Beinahe überall sind in den vergangenen Monaten die Börsen deutlich gestiegen. Es gibt inzwischen mehrere Faktoren, die belastend wirken könnten, auch aus technischer Sicht. Kommt jetzt also ein Crash? Wieland Staud, Chef der Staud Research GmbH, hält von solchen Vorhersagen nicht viel. "Wirklich ernst kann ich das nicht mehr nehmen", schreibt der Charttechniker in der "Frankfurter Allgemeinen Zeitung" (FAZ). "Wenn alle Crashs, die in den vergangenen Jahrzehnten angekündigt wurden, wirklich eingetreten wären, würden wir längst wieder mit Fred Feuerstein und Barney Geröllheimer in einer Höhle Kaninchen grillen."

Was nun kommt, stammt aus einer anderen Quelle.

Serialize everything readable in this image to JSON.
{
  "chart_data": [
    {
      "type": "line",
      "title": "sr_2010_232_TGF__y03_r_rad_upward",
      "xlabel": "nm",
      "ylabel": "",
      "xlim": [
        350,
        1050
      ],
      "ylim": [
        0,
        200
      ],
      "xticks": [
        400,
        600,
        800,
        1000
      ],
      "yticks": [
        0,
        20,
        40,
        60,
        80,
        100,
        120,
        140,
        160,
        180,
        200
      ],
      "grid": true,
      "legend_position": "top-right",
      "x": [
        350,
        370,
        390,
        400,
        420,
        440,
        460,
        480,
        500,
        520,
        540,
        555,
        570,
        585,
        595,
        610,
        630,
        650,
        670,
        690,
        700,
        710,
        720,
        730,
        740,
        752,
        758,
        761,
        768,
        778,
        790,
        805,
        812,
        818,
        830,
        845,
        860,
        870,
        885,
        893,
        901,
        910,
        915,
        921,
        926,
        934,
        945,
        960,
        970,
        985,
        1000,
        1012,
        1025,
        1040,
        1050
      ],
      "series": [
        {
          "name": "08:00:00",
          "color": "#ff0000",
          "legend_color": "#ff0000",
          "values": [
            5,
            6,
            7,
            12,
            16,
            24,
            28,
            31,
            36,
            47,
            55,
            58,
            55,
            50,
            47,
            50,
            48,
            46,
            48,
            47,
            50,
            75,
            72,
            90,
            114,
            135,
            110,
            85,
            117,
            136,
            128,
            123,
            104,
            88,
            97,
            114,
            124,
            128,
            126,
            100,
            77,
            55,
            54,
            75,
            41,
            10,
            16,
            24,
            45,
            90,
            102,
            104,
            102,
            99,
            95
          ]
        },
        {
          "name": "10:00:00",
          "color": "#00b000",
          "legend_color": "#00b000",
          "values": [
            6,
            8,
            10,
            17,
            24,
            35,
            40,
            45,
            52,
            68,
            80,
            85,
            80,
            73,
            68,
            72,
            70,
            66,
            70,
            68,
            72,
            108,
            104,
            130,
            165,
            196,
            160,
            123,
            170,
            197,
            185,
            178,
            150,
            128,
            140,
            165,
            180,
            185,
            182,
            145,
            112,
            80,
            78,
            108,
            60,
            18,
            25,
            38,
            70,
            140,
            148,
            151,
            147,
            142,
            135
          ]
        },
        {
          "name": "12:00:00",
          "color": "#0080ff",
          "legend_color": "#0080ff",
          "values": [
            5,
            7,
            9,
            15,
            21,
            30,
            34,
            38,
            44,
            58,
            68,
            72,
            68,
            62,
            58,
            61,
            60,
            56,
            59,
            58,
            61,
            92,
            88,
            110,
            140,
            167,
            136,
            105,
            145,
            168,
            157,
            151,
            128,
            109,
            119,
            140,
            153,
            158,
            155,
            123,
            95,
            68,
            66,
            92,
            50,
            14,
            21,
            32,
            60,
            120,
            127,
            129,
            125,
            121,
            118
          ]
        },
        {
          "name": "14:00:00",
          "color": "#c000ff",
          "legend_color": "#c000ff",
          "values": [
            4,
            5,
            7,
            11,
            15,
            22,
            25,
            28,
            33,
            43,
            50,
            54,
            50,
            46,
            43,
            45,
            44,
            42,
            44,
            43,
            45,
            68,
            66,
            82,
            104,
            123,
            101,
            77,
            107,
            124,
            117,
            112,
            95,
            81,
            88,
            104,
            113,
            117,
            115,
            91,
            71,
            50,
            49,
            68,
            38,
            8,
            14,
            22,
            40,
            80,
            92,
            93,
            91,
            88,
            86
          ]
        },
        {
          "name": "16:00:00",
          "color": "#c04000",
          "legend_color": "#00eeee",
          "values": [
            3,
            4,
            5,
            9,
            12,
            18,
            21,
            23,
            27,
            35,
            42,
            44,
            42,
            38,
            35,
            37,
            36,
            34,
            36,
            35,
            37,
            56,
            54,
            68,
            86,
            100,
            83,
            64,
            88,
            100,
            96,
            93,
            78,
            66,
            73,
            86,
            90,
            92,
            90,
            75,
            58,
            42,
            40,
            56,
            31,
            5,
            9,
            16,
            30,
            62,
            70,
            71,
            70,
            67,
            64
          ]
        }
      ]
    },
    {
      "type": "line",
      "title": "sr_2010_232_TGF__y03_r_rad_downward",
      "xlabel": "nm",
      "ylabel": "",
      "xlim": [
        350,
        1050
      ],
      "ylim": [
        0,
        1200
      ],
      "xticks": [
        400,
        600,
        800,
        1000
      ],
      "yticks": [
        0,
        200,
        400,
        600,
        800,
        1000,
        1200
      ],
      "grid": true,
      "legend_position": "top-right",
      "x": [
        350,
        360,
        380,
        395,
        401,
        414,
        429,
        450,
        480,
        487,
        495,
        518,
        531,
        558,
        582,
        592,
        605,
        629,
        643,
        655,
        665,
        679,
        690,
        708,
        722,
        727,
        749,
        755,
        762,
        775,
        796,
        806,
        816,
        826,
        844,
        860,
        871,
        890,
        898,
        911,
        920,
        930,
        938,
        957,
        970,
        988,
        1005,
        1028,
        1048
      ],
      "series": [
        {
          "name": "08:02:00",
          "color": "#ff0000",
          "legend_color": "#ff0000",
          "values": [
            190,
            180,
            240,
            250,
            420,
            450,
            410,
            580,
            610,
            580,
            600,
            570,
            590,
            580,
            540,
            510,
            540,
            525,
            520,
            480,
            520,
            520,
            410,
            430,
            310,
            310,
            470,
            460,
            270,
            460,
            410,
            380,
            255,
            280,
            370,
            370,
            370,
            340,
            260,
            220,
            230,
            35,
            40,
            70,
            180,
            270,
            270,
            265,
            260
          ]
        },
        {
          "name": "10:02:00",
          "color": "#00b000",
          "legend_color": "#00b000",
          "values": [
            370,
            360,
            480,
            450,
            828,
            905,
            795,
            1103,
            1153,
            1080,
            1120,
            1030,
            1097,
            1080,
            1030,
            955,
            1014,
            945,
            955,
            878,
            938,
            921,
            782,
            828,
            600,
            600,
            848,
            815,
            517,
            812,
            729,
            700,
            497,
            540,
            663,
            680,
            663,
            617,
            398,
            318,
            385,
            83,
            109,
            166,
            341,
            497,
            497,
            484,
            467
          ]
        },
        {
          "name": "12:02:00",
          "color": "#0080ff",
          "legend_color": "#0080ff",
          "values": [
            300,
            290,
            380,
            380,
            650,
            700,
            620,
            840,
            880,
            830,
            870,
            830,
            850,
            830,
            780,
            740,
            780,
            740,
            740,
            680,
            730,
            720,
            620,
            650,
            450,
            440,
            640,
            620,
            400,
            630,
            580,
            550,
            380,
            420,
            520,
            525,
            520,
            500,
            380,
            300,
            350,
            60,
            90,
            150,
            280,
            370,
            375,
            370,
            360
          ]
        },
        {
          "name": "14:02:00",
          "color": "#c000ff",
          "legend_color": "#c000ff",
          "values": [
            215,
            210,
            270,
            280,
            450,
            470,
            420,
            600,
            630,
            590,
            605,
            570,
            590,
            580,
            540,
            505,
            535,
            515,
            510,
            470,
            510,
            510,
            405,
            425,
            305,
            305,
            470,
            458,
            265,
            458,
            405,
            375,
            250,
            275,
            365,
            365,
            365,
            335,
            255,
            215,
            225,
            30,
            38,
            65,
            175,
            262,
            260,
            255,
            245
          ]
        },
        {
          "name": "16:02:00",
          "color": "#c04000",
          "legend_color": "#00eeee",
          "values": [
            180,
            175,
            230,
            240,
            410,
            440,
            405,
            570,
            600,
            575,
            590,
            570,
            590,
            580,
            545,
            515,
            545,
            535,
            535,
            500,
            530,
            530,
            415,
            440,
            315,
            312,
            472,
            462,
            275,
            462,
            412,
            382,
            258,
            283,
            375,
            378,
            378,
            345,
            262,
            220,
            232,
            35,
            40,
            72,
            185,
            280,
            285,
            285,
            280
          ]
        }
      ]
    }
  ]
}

Stauds Vermutung: Crash-Propheten gieren vor allem nach Aufmerksamkeit, nach Klicks, Lese- und Werbezeit. Ihnen sei jedenfalls kaum an einer nüchternen analytischen Auseinandersetzung mit dem Thema Börsenkrach gelegen, urteilt der Experte. "Ein Beitrag, dessen Überschrift die Buchstaben C, R, A, S, und H in dieser Reihenfolge enthält, wird einfach viel eher gelesen als einer, über dem das weit weniger effektheischende Wort 'Abwärtstrend' steht." Je lauter das Getöse, desto gelassener sollten Anleger bleiben, meint Staud: "Wenn viele über einen Crash sprechen und schreiben, ist die Gefahr für ein solch urgewaltiges Ereignis sehr klein."

Nasdaq könnte abrutschen
Sämtliche Marktbeben seit der Jahrtausendwende, die die Bezeichnung "Crash" verdienten, wurden nicht angekündigt, so Staud in der FAZ. "Das war so beim Platzen der Internetblase in den Jahren 2000 bis 2003, der Finanzkrise 2008 und beim Corona-Crash im Jahr 2020." Damit ein Abwärtstrend den bösen Namen mit C verdient, muss er existenziell sein, betont der Charttechniker. Man könnte sogar noch weiter gehen und sagen: Er muss zudem innerhalb einer kurzen Zeitspanne stattfinden. "Kann ein Crash überhaupt ein Crash sein, wenn er sich drei Jahre Zeit lässt?", fragt Staud.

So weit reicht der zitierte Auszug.